Les scientifiques ont également émis comme hypothèse que ces rares émergences précoces ou retardées les préserveraient des prédateurs. Reste que même si les oiseaux profitent amplement du garde-manger qui leur est offert, il reste tellement de cigales que leurs chances de se reproduire sont assurées. « Il y a des endroits où 100 000 à un million d’insectes par acre (ou arpent, soit 4000 m2) sortent du sol », explique l’entomologiste de Virginia Tech, Eric Day.
Et elles ne perturbent guère, sauf pour leur son parfois strident —seuls les mâles sont dotés de cet organe sonore destiné à attirer les femelles— et les petites carapaces qu’elles laissent derrière elles lorsqu’elles muent. Ces cadavres forment ce que les biologistes appellent une nécromasse qui va nourrir l’écosystème forestier.

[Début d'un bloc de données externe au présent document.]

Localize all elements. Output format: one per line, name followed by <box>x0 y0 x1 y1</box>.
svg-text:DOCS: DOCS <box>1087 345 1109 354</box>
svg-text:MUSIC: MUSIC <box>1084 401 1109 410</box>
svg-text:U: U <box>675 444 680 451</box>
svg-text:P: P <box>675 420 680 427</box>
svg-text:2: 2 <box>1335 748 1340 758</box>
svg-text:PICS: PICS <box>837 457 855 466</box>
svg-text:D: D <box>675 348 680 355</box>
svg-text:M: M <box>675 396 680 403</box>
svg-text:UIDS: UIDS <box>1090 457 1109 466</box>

Ces mêmes scientifiques pensent que les cigales américaines pourraient provenir de la même couvée datant d’environ 10 000 ans: toutes les cigales du monde auraient un ancêtre commun datant de millions d’années, mais les lignées américaines proviendraient d’une seule couvée. À mesure que le couvert forestier s’est modifié, les cigales auraient été isolées et auraient commencé à se distinguer les unes des autres et à former des cohortes différentes et plus petites.
Au Québec, les cigales indigènes possèdent plutôt un cycle de vie de deux à trois ans, de la ponte des œufs dans les arbres jusqu’à la sortie de terre et à l’envol, en passant par une période larvaire plus ou moins longue – de quelques mois à des années. Ces grands insectes mesurent de 25 à 50 mm de long et montrent un corps généralement noir, brun ou vert, avec des marques de formes et de couleurs différentes selon les espèces.